Theresa May dem Untergang nah
Hintergrund Spielt sie beim Brexit nur auf Zeit, um einen Nachfolger Johnson zu verhindern?
London Als Theresa May am Mittwoch an das Pult im Parlament trat, wirkte auf den ersten Blick vieles wie immer. Und doch war alles ganz anders, wie im Verlauf der nächsten Minuten deutlich wurde. Denn die britische Premierministerin, oft für ihre Widerstandsfähigkeit gepriesen, schien mit den Nerven am Ende. Sollte das ihre letzte Fragestunde werden? Wie lange würde sie sich noch gegen die Kritik der parteiinternen Rebellen wehren können, die lautstark ihren Rücktritt fordern, Plots schmieden und Nachfolger in Stellung bringen?
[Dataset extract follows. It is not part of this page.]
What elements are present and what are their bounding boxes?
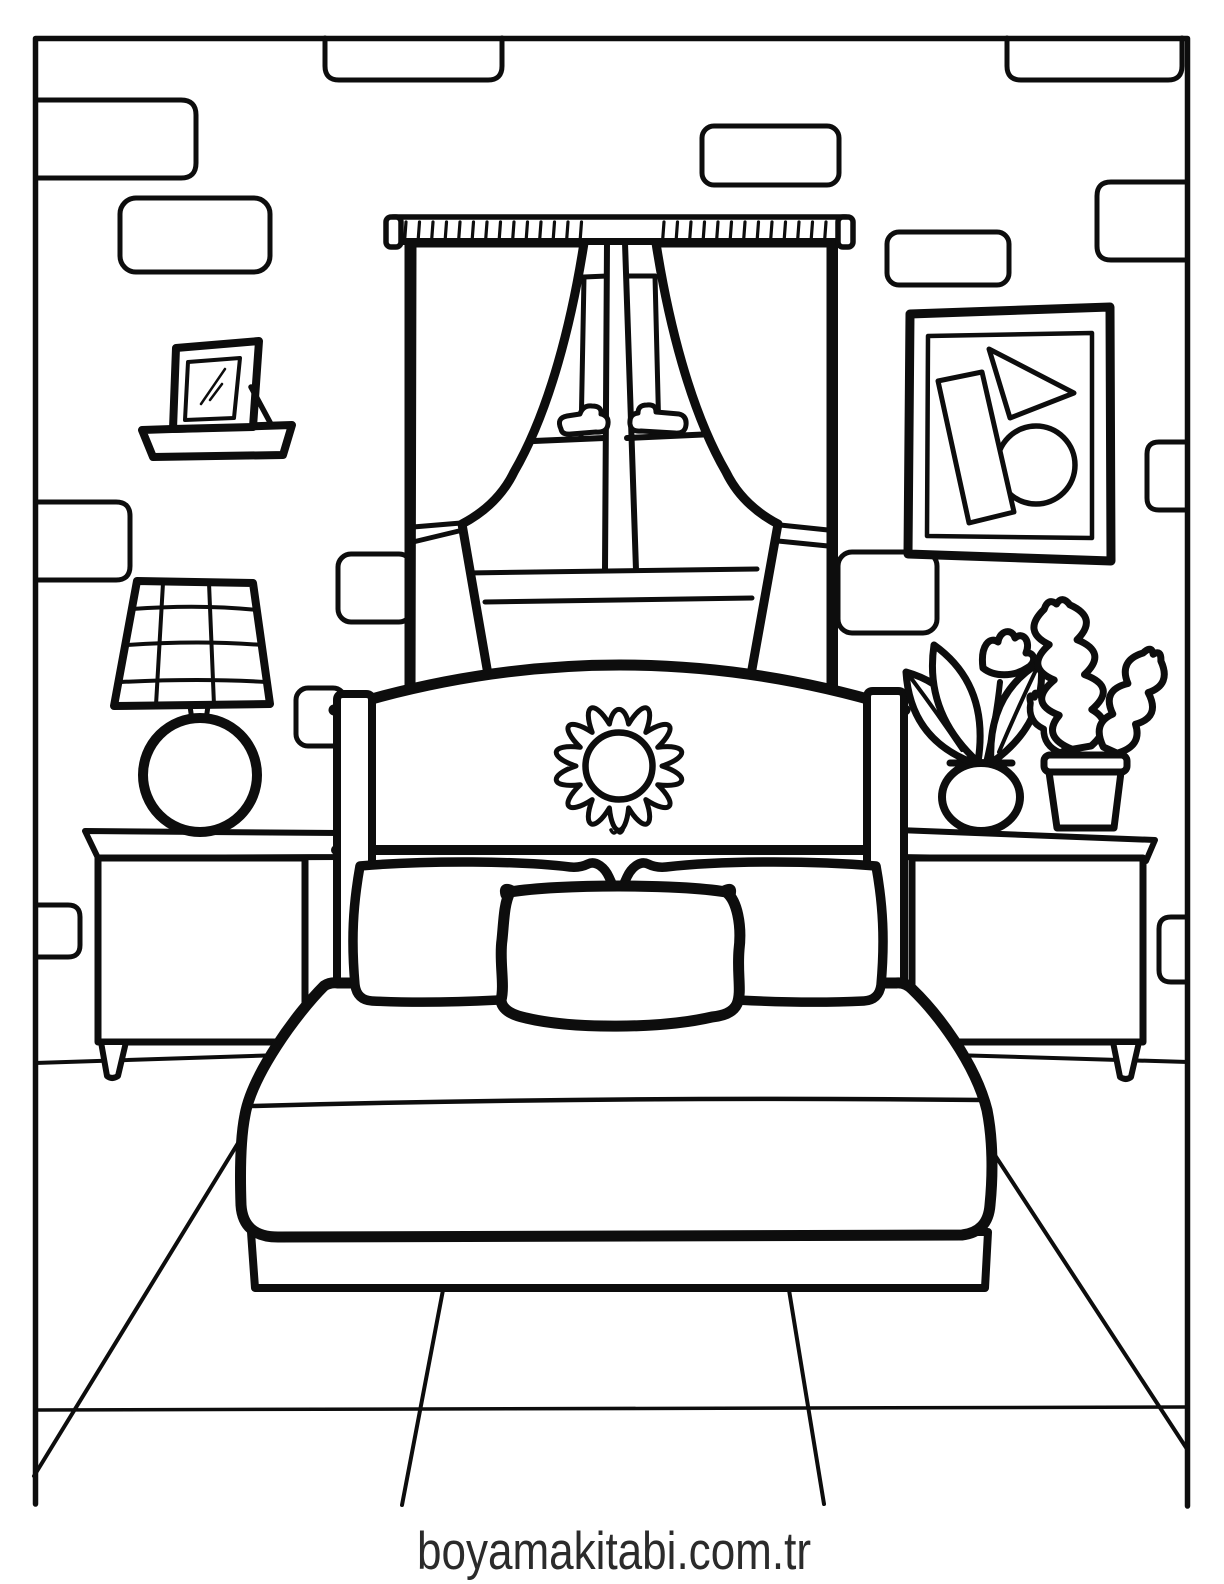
svg-text:boyamakitabi.com.tr: boyamakitabi.com.tr	[417, 1522, 811, 1581]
Erst am Dienstag hatte May ihre Pläne für einen, wie sie ihn nannte, „neuen kühnen Brexit-Deal“konkretisiert und dafür einen Zehnpunkteplan präsentiert, der unter anderem die Möglichkeit zu einem Referendum über das Austrittsabkommen vorsieht. Doch dafür müsste der Vertrag, den May eigentlich in der ersten Juni-Woche zur Abstimmung stellen will, zunächst vom Parlament gebilligt werden. Das ist so gut wie ausgeschlossen. Falls die Regierungschefin die jüngsten Vorschläge als Zugeständnisse an Opposition und BrexitHardliner konzipiert haben mag, sozusagen als Befreiungsschlag, dann ist ihr Versuch vollkommen gescheitert.
Die Reaktionen sowohl in Westminster als auch in der Presse fielen vernichtend aus. „Verzweifelt, verblendet, dem Untergang geweiht“, titelte der Telegraph über einem Foto der Premierministerin. Ein Kabinettsmitglied ätzte, sie habe es immerhin geschafft, „etwas Schlechtes wahrhaftig noch schlimmer zu machen“. Doch nicht nur ihre Kollegen in der konservativen Partei schäumen vor Wut. Auch Labour lehnt Mays Plan ab. „Die Rhetorik mag sich geändert haben, der Deal ist derselbe“, schimpfte Oppositionsführer Jeremy Corbyn, nachdem May in einem Statement abermals Punkt für Punkt das Abkommen verteidigt hatte. Sie habe nur noch Tage im Amt, prophezeite Corbyn – und forderte Neuwahlen.
Der Mittwoch sei der „gefährlichste Tag für Theresa May“gewesen, meinte eine Kommentatorin. Gleichzeitig stellte sich im Königreich aber die Frage: Warum hält die Regierungschefin an ihrem Amt fest, wenn sie ihren Deal doch nicht durch das Parlament bekommen wird? Bereits drei Mal ist der Vertrag von den Abgeordneten abgelehnt worden. Beobachter vermuten, dass die Premierministerin den Weg ebnen will für einen Nachfolger, der – anders als Ex-Außenminister Boris Johnson – eine softere Brexit-Variante bevorzugt.
Aufgrund der Spaltungen und Streitereien innerhalb der Tories ist jedoch in den vergangenen Tagen die Chance eines ungeordneten Austritts ohne Deal wieder gestiegen. Und das erwartete Debakel für die Konservativen bei den Europawahlen – die Briten wählen bereits am heutigen Donnerstag – dürfte kaum für Entspannung sorgen.